In March 2023, Lori Stewart Gonzalez was unanimously elected by the Ohio University Board of Trustees to become the 23rd and first woman President in the institution's 219-year history. Her leadership took effect July 1, 2023 and she succeeded Hugh Sherman. Her inauguration took place October 18, 2023, and included an original music composition by her son John Clay Gonzalez entitled "Our Place."

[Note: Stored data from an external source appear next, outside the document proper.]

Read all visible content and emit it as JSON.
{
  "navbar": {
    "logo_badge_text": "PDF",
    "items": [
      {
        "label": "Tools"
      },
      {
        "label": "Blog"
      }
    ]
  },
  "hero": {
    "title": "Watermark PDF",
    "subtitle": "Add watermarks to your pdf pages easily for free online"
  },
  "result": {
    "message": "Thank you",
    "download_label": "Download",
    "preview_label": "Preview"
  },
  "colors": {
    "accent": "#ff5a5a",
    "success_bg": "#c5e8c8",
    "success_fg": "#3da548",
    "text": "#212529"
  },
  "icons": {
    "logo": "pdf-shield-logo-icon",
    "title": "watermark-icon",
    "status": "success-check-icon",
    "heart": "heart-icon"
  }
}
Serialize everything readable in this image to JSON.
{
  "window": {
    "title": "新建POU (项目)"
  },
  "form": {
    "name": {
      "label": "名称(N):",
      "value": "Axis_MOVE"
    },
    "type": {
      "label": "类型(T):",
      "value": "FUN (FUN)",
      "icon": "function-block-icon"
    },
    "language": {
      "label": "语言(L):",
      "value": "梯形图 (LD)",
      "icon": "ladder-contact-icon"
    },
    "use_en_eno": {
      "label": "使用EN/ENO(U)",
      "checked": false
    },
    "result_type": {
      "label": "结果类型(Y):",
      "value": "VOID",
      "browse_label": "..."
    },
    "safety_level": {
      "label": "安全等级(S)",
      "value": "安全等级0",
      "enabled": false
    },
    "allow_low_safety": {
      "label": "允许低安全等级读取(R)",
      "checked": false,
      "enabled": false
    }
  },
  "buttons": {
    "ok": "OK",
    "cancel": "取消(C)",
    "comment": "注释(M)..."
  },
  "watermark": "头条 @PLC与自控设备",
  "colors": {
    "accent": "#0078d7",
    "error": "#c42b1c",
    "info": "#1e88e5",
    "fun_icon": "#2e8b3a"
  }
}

During her first year helming the university, President Stewart Gonzalez launched several high-profile projects. First was a community-wide dynamic strategy planning process to garner insights from stakeholders on the university's future over the next six years, and she charged four working groups to synthesize the ideas into actionable change. She delivered maiden speeches and toured the facilities at each regionalized campus to promote a "one university" organizational model and strengthen bonds with each of their unique towns; and she instituted University Updates, a monthly announcement and forum session held at the Baker University Center to provide administrative insights and share in community dialogues. Her first year's efforts were favorable with the Board of Trustees, and they voted to give her a raise.